L’épopée nucléaire française est une réussite industrielle et scientifique qui nous permet de produire 70 % de notre énergie. Or, par lâcheté et manque de vision, nos gouvernements successifs se sont acharnés à casser ce modèle d’excellence : libéralisation du marché de l’électricité, dépeçage d’EDF, lois dictées par le lobby vert… ou l’Allemagne. Le nucléaire demeure pourtant la seule source d’énergie capable de diminuer les émissions de carbone sans déclencher une crise économique majeure.


Hors du nucléaire point de salut. Qu’on s’en désole ou qu’on s’en réjouisse, pour notre civilisation, c’est une certitude. L’enjeu est économique et technique, mais avant tout politique : privée de centrale nucléaire et avec 100 % d’énergies renouvelables (EnR), la France aurait beaucoup de difficultés à maintenir un niveau acceptable de création de richesse. Quant à l’État, il ne pourrait pas financer les prestations sociales ni même ses fonctions régaliennes.
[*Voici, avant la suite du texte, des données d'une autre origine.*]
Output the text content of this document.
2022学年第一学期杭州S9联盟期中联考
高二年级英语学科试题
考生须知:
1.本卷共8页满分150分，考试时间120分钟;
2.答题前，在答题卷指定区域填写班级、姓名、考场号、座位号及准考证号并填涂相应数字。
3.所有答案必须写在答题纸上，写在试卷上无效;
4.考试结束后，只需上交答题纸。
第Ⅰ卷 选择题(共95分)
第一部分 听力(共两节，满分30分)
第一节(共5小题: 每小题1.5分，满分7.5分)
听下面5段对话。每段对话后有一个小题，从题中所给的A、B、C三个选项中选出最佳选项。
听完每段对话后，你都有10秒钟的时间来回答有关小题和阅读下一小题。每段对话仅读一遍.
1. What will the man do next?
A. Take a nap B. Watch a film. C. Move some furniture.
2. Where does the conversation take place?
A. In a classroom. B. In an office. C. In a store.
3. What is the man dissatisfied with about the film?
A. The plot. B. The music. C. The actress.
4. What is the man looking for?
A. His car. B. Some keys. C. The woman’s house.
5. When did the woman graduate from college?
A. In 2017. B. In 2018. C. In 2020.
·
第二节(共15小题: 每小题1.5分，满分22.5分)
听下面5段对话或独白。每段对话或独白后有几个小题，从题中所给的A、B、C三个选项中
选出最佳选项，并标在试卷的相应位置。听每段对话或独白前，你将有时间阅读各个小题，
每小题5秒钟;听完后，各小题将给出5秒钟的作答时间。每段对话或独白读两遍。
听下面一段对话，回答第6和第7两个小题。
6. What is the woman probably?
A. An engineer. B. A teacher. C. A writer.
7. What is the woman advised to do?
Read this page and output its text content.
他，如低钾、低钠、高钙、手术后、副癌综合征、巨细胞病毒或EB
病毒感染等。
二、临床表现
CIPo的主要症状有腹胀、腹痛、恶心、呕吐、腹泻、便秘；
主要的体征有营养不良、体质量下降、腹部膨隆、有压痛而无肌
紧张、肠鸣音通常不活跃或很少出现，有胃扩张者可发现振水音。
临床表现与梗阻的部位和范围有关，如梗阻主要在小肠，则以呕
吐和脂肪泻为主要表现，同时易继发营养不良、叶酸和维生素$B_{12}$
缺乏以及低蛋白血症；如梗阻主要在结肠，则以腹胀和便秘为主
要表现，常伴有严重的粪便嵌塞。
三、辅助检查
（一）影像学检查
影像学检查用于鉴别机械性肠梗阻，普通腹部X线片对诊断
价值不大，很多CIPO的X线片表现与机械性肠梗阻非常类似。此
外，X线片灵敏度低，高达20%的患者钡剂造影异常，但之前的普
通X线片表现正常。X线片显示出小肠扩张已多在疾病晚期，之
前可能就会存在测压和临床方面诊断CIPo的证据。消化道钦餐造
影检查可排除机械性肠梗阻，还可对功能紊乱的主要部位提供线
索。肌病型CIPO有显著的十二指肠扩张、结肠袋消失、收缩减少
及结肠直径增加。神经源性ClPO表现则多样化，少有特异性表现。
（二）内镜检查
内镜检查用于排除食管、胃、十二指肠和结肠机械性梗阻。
En matière de transition énergétique, l’unique stratégie possible conjugue quatre types d’actions. La première et la moins compliquée consiste à économiser de l’énergie. Faire autant, voire plus (chauffer, rouler, fabriquer) avec de moins en moins. C’est essentiel, mais insuffisant. Il faut donc en même temps, autant que faire se peut, remplacer toutes les énergies fossiles par de l’électricité ou du gaz verts, c’est-à-dire produits sans émission de gaz à effet de serre (on dira également « décarbonée »). Bien entendu, la source d’énergie doit être fiable, constante et abordable, ce qui, aujourd’hui, exclut les renouvelables. En effet, celles-ci, notamment l’éolien, le photovoltaïque (solaire) et l’hydraulique, ne peuvent nullement être le composant essentiel, et encore moins unique, de notre mix énergétique, comme on semble le croire en Allemagne. Pour une bonne raison : c’est qu’elles sont intermittentes. Un anticyclone peut mettre à l’arrêt le parc national d’éoliennes en plein pic de consommation de l’hiver de la même façon que le mauvais temps peut cacher le soleil et faire chuter la production du solaire en période chaude sans égard pour les besoins de transport, de l’industrie ou des foyers dans la journée.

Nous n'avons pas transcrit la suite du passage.